The move is likely to result in future layoffs among the plant's 5,000-strong workforce, but how many and when will not be decided until later this year or early 2011, said Boeing spokesman Jerry Drelling.
Workers had been warned in recent months that job losses were possible because of reduced domestic demand for the massive cargo plane, Drelling added.
"We're still completing the analysis of any reduction in workforce, and we're striving to mitigate the impacts on our employees as much as possible," Drelling said. "But it's something that needs to be done given reduced demand domestically and to ensure the aircraft remains affordable in years to come."
The scaling back of production, expected to begin in mid-2011, comes as Boeing aggressively pursues international orders from customers that include India and possibly Saudi Arabia.
India submitted a formal request in January with the Department of Defense to negotiate the purchase of 10 C-17s, but those jets would not likely get built until 2013, forcing Boeing to scale back production to keep the plant operating long enough to secure foreign orders.
"This move allows us to reduce the annual production rate and lay the foundation to extend the line beyond 2012 with new and existing orders, preserving the C-17 as an affordable option for the future requirements of international and domestic customers," Drelling said.
Boeing has built 194 C-17s since production began in the early 1990s, and has 38 jets on order, including 29 for the U.S. Air Force, six for the United Arab Emirates, two for Qatar and one for the United Kingdom.
Qatar, which has purchased three C-17s so far, retains the option for two more and is expected to sign a deal in coming months.
Saudi Arabia has also reportedly expressed interest in purchasing several C-17s in coming years, but formal talks have not begun.
Boeing's announcement comes nearly a month after President Barack Obama requested in his proposed 2011 defense budget that domestic funding for the C-17 end, saying the 223 in service and on order are enough for the nation's needs.
President Obama had also sought to end support for the plane last year, but was overridden by the Senate and House, who included $2.5 billion for 10 more C-17s in the final defense budget.
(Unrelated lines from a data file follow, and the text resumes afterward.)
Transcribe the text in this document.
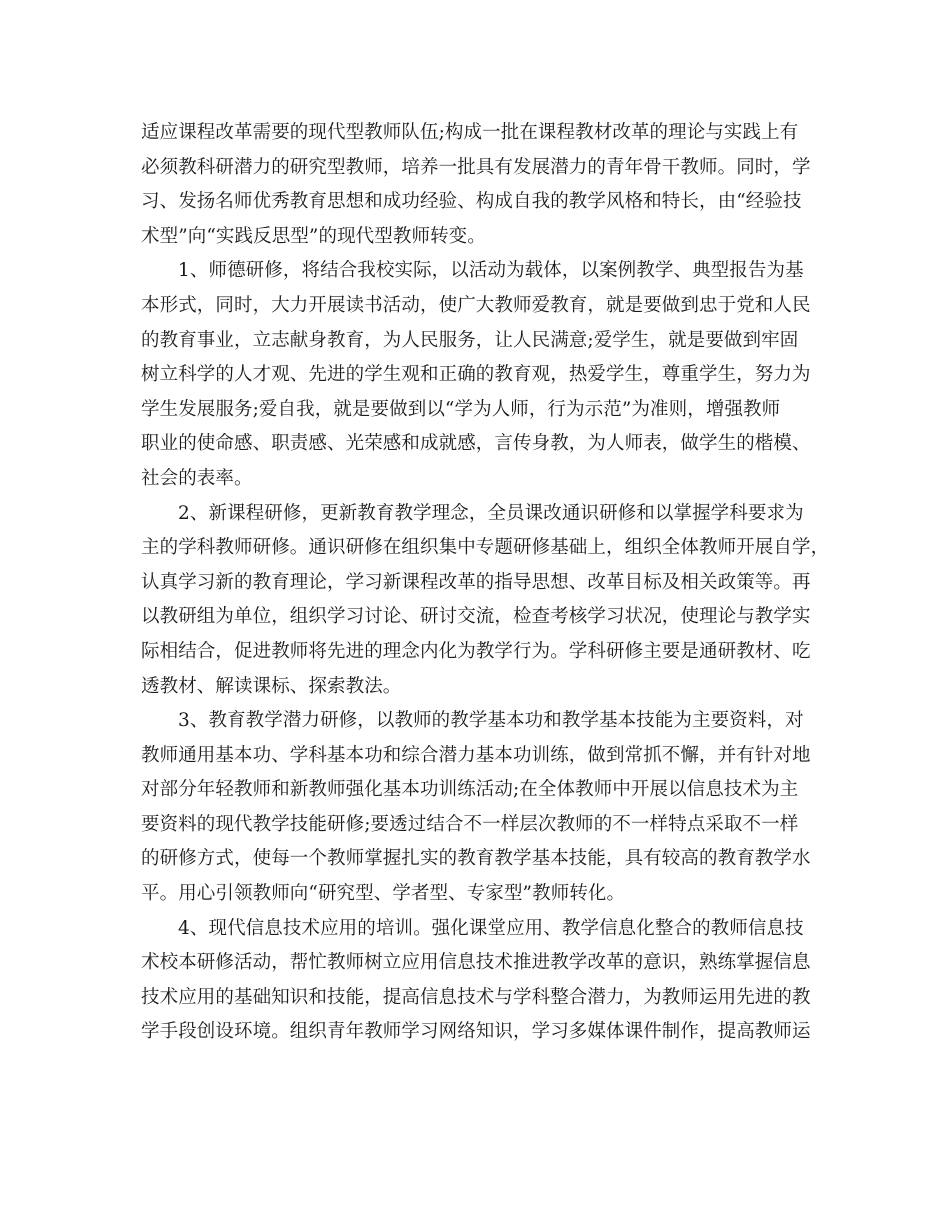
适应课程改革需要的现代型教师队伍;构成一批在课程教材改革的理论与实践上有
必须教科研潜力的研究型教师，培养一批具有发展潜力的青年骨干教师。同时，学
习、发扬名师优秀教育思想和成功经验、构成自我的教学风格和特长，由“经验技
术型”向“实践反思型”的现代型教师转变。
1、师德研修，将结合我校实际，以活动为载体，以案例教学、典型报告为基
本形式，同时，大力开展读书活动，使广大教师爱教育，就是要做到忠于党和人民
的教育事业，立志献身教育，为人民服务，让人民满意;爱学生，就是要做到牢固
树立科学的人才观、先进的学生观和正确的教育观，热爱学生，尊重学生，努力为
学生发展服务;爱自我，就是要做到以“学为人师，行为示范”为准则，增强教师
职业的使命感、职责感、光荣感和成就感，言传身教，为人师表，做学生的楷模、
社会的表率。
2、新课程研修，更新教育教学理念，全员课改通识研修和以掌握学科要求为
主的学科教师研修。通识研修在组织集中专题研修基础上，组织全体教师开展自学，
认真学习新的教育理论，学习新课程改革的指导思想、改革目标及相关政策等。再
以教研组为单位，组织学习讨论、研讨交流，检查考核学习状况，使理论与教学实
际相结合，促进教师将先进的理念内化为教学行为。学科研修主要是通研教材、吃
透教材、解读课标、探索教法。
3、教育教学潜力研修，以教师的教学基本功和教学基本技能为主要资料，对
教师通用基本功、学科基本功和综合潜力基本功训练，做到常抓不懈，并有针对地
对部分年轻教师和新教师强化基本功训练活动;在全体教师中开展以信息技术为主
要资料的现代教学技能研修;要透过结合不一样层次教师的不一样特点采取不一样
的研修方式，使每一个教师掌握扎实的教育教学基本技能，具有较高的教育教学水
平。用心引领教师向“研究型、学者型、专家型”教师转化。
4、现代信息技术应用的培训。强化课堂应用、教学信息化整合的教师信息技
术校本研修活动，帮忙教师树立应用信息技术推进教学改革的意识，熟练掌握信息
技术应用的基础知识和技能，提高信息技术与学科整合潜力，为教师运用先进的教
学手段创设环境。组织青年教师学习网络知识，学习多媒体课件制作，提高教师运
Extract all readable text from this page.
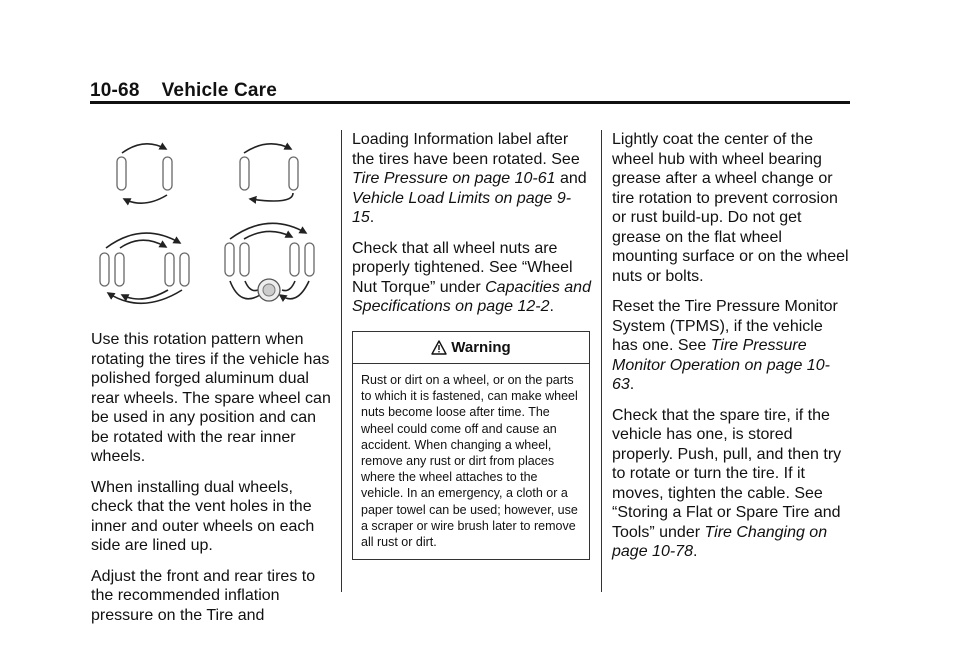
10-68 Vehicle Care

Use this rotation pattern when rotating the tires if the vehicle has polished forged aluminum dual rear wheels. The spare wheel can be used in any position and can be rotated with the rear inner wheels.

When installing dual wheels, check that the vent holes in the inner and outer wheels on each side are lined up.

Adjust the front and rear tires to the recommended inflation pressure on the Tire and

Loading Information label after the tires have been rotated. See Tire Pressure on page 10-61 and Vehicle Load Limits on page 9-15.

Check that all wheel nuts are properly tightened. See “Wheel Nut Torque” under Capacities and Specifications on page 12-2.

Warning
Rust or dirt on a wheel, or on the parts to which it is fastened, can make wheel nuts become loose after time. The wheel could come off and cause an accident. When changing a wheel, remove any rust or dirt from places where the wheel attaches to the vehicle. In an emergency, a cloth or a paper towel can be used; however, use a scraper or wire brush later to remove all rust or dirt.

Lightly coat the center of the wheel hub with wheel bearing grease after a wheel change or tire rotation to prevent corrosion or rust build-up. Do not get grease on the flat wheel mounting surface or on the wheel nuts or bolts.

Reset the Tire Pressure Monitor System (TPMS), if the vehicle has one. See Tire Pressure Monitor Operation on page 10-63.

Check that the spare tire, if the vehicle has one, is stored properly. Push, pull, and then try to rotate or turn the tire. If it moves, tighten the cable. See “Storing a Flat or Spare Tire and Tools” under Tire Changing on page 10-78.
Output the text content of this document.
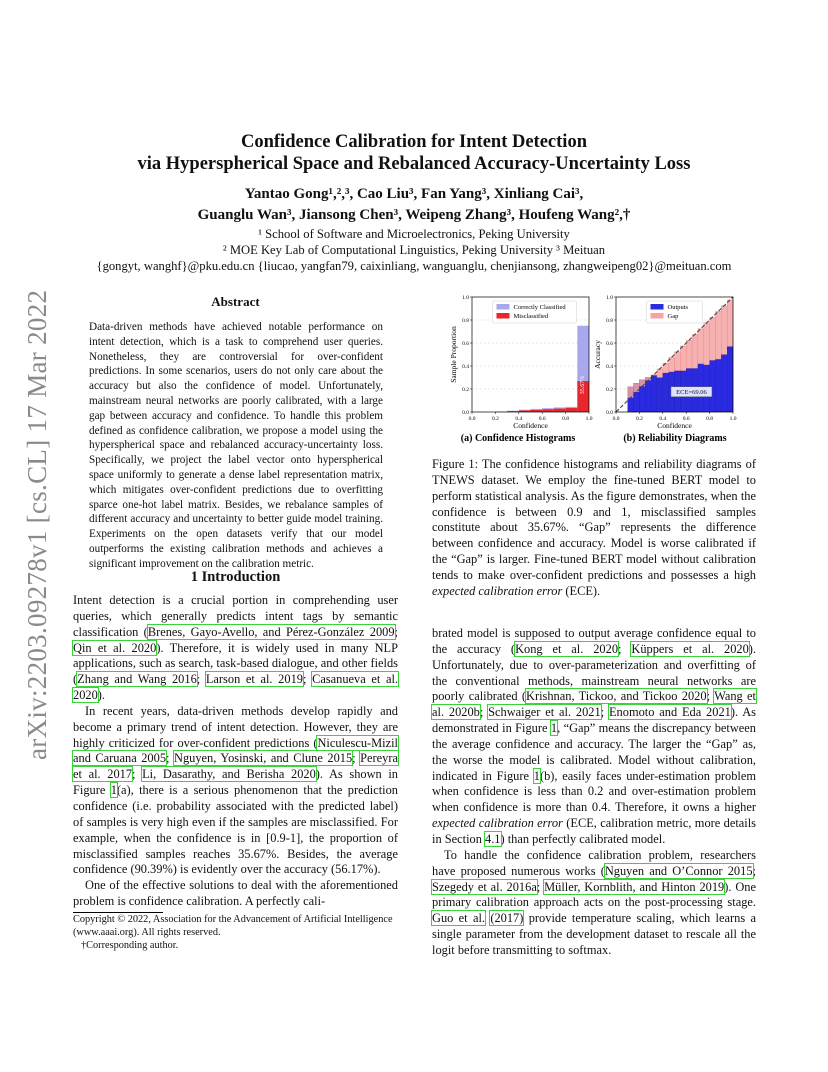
Confidence Calibration for Intent Detection
via Hyperspherical Space and Rebalanced Accuracy-Uncertainty Loss
Yantao Gong¹,²,³, Cao Liu³, Fan Yang³, Xinliang Cai³,
Guanglu Wan³, Jiansong Chen³, Weipeng Zhang³, Houfeng Wang²,†
¹ School of Software and Microelectronics, Peking University
² MOE Key Lab of Computational Linguistics, Peking University ³ Meituan
{gongyt, wanghf}@pku.edu.cn {liucao, yangfan79, caixinliang, wanguanglu, chenjiansong, zhangweipeng02}@meituan.com
arXiv:2203.09278v1 [cs.CL] 17 Mar 2022	Abstract
Data-driven methods have achieved notable performance on intent detection, which is a task to comprehend user queries. Nonetheless, they are controversial for over-confident predictions. In some scenarios, users do not only care about the accuracy but also the confidence of model. Unfortunately, mainstream neural networks are poorly calibrated, with a large gap between accuracy and confidence. To handle this problem defined as confidence calibration, we propose a model using the hyperspherical space and rebalanced accuracy-uncertainty loss. Specifically, we project the label vector onto hyperspherical space uniformly to generate a dense label representation matrix, which mitigates over-confident predictions due to overfitting sparce one-hot label matrix. Besides, we rebalance samples of different accuracy and uncertainty to better guide model training. Experiments on the open datasets verify that our model outperforms the existing calibration methods and achieves a significant improvement on the calibration metric.
1 Introduction

Intent detection is a crucial portion in comprehending user queries, which generally predicts intent tags by semantic classification (Brenes, Gayo-Avello, and Pérez-González 2009; Qin et al. 2020). Therefore, it is widely used in many NLP applications, such as search, task-based dialogue, and other fields (Zhang and Wang 2016; Larson et al. 2019; Casanueva et al. 2020).

In recent years, data-driven methods develop rapidly and become a primary trend of intent detection. However, they are highly criticized for over-confident predictions (Niculescu-Mizil and Caruana 2005; Nguyen, Yosinski, and Clune 2015; Pereyra et al. 2017; Li, Dasarathy, and Berisha 2020). As shown in Figure 1(a), there is a serious phenomenon that the prediction confidence (i.e. probability associated with the predicted label) of samples is very high even if the samples are misclassified. For example, when the confidence is in [0.9-1], the proportion of misclassified samples reaches 35.67%. Besides, the average confidence (90.39%) is evidently over the accuracy (56.17%).

One of the effective solutions to deal with the aforementioned problem is confidence calibration. A perfectly cali-

Copyright © 2022, Association for the Advancement of Artificial Intelligence (www.aaai.org). All rights reserved.
†Corresponding author.
35.67%
0.0	0.2	0.4	0.6	0.8	1.0
0.0
0.2
0.4
0.6
0.8
1.0
Confidence
Sample Proportion
Correctly Classified
Misclassified
ECE=69.06
0.0	0.2	0.4	0.6	0.8	1.0
0.0
0.2
0.4
0.6
0.8
1.0
Confidence
Accuracy
Outputs
Gap
(a) Confidence Histograms	(b) Reliability Diagrams
Figure 1: The confidence histograms and reliability diagrams of TNEWS dataset. We employ the fine-tuned BERT model to perform statistical analysis. As the figure demonstrates, when the confidence is between 0.9 and 1, misclassified samples constitute about 35.67%. “Gap” represents the difference between confidence and accuracy. Model is worse calibrated if the “Gap” is larger. Fine-tuned BERT model without calibration tends to make over-confident predictions and possesses a high expected calibration error (ECE).

brated model is supposed to output average confidence equal to the accuracy (Kong et al. 2020; Küppers et al. 2020). Unfortunately, due to over-parameterization and overfitting of the conventional methods, mainstream neural networks are poorly calibrated (Krishnan, Tickoo, and Tickoo 2020; Wang et al. 2020b; Schwaiger et al. 2021; Enomoto and Eda 2021). As demonstrated in Figure 1, “Gap” means the discrepancy between the average confidence and accuracy. The larger the “Gap” as, the worse the model is calibrated. Model without calibration, indicated in Figure 1(b), easily faces under-estimation problem when confidence is less than 0.2 and over-estimation problem when confidence is more than 0.4. Therefore, it owns a higher expected calibration error (ECE, calibration metric, more details in Section 4.1) than perfectly calibrated model.

To handle the confidence calibration problem, researchers have proposed numerous works (Nguyen and O’Connor 2015; Szegedy et al. 2016a; Müller, Kornblith, and Hinton 2019). One primary calibration approach acts on the post-processing stage. Guo et al. (2017) provide temperature scaling, which learns a single parameter from the development dataset to rescale all the logit before transmitting to softmax.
Those planes will be built in 2011 and 2012.
Still, given the mood in Washington and President Obama's insistence that funding must end for "unnecessary" military equipment, Boeing has focused increasingly on foreign orders.
To date, the aerospace giant has sold C-17s to Canada, United Kingdom, Qatar, United Arab Emirates and a NATO-led peacekeeping force based in Hungary.
Most of those nations have used the plane for humanitarian missions, including after the recent earthquake in Haiti, where dozens of C-17s from across the globe were called in to deliver tons of medical supplies, food, water, personnel and other relief aid to the devastated island nation.
The plane is favored because of its enormous payload and ability to land on short, unpaved runways.
Just hours before Boeing's announcement Tuesday, Long Beach Councilman Robert Garcia met with Congressmembers in Washington to gauge support for the C-17 as part of a diplomatic mission to the nation's capitol.
"We spent a considerable amount of time talking about the C-17, and my sense is that there remains strong support for keeping the plant open," Garcia said. "(Congress) understand how important this is to Long Beach and to the country. It's a critical asset."
Garcia was joined in Washington by Third District Councilman Gary DeLong and Long Beach Government Affairs Director Tom Modica.
"Ensuring the continuation of the C-17 plant and keeping those 5,000 jobs in Long Beach is my top priority right now," Garcia said. "It's on the top of most of our lists."
Drelling said the production cutback should be sufficient to sustain the line well into 2013. He said the plan is to build 15 jets this year, 13 in 2011 and 10 in 2012.
"We feel it will both buy us more time and help up maintain an affordable price for future orders, as well as giving the (Department of Defense) more time to consider their future airlift needs," Drelling said.